Source URL: https://simonwillison.net/2025/Mar/8/delaying-personalized-siri/#atom-everything
Source: Simon Willison’s Weblog
Title: Apple Is Delaying the ‘More Personalized Siri’ Apple Intelligence Features
Feedly Summary: Apple Is Delaying the ‘More Personalized Siri’ Apple Intelligence Features
Apple told John Gruber (and other Apple press) this about the new “personalized" Siri:
It’s going to take us longer than we thought to deliver on these features and we anticipate rolling them out in the coming year.
I have a hunch that this delay might relate to security.
These new Apple Intelligence features involve Siri responding to requests to access information in applications and then perform actions on the user’s behalf.
This is the worst possible combination for prompt injection attacks! Any time an LLM-based system has access to private data, tools it can call and potentially malicious instructions (like emails and text messages from untrusted strangers) there’s a risk that an attacker might subvert those tools and use them to damage or exfiltration a user’s data.
I published this piece about the risk of prompt injection to personal digital assistants back in November 2023, and nothing has changed since then to make me think this is any less of an open problem.

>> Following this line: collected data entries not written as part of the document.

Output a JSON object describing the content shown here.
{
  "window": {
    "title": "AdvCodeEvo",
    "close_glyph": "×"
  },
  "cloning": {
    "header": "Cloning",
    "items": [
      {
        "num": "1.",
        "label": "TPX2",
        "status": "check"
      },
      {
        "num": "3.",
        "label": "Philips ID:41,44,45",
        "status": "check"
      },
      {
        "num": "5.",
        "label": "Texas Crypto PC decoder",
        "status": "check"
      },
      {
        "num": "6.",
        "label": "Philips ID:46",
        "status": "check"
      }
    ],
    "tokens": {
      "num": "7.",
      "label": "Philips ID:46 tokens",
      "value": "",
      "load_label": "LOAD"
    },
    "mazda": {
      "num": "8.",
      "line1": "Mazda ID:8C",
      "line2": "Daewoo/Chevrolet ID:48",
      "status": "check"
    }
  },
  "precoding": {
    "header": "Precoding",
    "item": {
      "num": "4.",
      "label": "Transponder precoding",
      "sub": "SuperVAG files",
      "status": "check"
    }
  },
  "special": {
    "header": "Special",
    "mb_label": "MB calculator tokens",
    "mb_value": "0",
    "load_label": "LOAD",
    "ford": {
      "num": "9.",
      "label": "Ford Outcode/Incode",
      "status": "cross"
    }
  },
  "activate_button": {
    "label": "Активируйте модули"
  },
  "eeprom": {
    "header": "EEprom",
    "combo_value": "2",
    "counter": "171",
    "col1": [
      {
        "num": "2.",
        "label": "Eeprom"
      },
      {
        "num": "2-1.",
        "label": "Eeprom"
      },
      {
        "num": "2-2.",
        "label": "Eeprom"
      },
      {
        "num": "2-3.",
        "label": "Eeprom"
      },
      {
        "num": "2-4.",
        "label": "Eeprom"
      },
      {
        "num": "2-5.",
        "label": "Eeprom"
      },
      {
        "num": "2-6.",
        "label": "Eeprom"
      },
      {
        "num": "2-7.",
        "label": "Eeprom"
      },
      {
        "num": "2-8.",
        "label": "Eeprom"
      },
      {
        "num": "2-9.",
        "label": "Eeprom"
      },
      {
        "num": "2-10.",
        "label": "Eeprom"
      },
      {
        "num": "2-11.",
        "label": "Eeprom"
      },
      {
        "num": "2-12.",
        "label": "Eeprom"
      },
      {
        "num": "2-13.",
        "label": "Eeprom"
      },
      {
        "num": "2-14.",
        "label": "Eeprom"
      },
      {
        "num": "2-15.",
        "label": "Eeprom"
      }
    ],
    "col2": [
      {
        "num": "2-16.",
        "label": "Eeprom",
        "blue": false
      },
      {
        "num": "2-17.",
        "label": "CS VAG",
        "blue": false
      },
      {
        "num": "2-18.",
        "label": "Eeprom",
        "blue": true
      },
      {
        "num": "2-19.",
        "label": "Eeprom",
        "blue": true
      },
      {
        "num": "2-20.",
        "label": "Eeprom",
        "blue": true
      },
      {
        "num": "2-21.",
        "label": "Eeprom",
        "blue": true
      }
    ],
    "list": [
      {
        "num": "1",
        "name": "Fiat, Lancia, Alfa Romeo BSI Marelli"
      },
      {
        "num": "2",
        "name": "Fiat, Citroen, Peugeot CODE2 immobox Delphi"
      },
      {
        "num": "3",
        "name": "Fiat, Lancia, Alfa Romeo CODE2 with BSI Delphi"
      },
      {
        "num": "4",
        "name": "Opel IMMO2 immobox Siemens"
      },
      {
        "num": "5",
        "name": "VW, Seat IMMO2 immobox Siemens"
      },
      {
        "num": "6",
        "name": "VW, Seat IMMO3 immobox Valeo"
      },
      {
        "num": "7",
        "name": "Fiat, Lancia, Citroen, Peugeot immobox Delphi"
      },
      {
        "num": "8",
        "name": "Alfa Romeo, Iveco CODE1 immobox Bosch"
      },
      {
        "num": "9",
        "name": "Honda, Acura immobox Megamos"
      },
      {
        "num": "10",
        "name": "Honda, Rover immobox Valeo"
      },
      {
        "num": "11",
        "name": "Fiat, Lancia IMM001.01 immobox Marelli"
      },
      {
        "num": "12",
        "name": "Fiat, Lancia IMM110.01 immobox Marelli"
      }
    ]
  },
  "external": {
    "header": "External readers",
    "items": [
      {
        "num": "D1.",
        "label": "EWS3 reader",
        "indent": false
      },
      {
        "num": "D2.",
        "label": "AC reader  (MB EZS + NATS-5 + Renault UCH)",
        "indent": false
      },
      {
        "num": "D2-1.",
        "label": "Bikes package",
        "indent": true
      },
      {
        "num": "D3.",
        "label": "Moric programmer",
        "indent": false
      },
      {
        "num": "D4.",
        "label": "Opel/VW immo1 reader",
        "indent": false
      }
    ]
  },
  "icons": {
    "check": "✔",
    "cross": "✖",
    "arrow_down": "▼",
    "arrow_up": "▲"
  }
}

Tags: apple, ai, john-gruber, llms, prompt-injection, security, apple-intelligence, generative-ai
AI Summary and Description: Yes
Summary: The text discusses Apple’s delay in rolling out personalized Siri features, emphasizing potential security concerns related to prompt injection attacks. As more AI capabilities are integrated into applications, the risk of subversive actions on user data increases.
Detailed Description: The content highlights critical aspects of security surrounding AI applications, particularly in the context of Apple’s virtual assistant, Siri. Key points include:
– Apple is planning to introduce more personalized features to Siri but is facing delays in the rollout.
– The new features are designed for Siri to access user information and perform actions on their behalf.
– There is a significant concern around security, particularly regarding prompt injection attacks, which could exploit these capabilities.
– Prompt injection occurs when malicious inputs lead AI models to execute unintended and harmful actions, especially when a system has access to sensitive data.
– The author references a previously published piece discussing these risks, indicating ongoing apprehension around the security implications of integrating AI into personal digital assistants.
– The delay may indicate that Apple is prioritizing security assessments or enhancements before delivering these advanced functionalities.
* Major risk factors highlighted:
– Access to private data.
– Ability to leverage untrusted instructions.
– Increased risk of data exfiltration or damage to user data.
Overall, the text serves as a pertinent reminder for professionals in AI and security domains to consider the broader implications of AI integration into services that handle sensitive user information. It underscores the need for rigorous security measures to mitigate the risks associated with AI features that interact with personal data.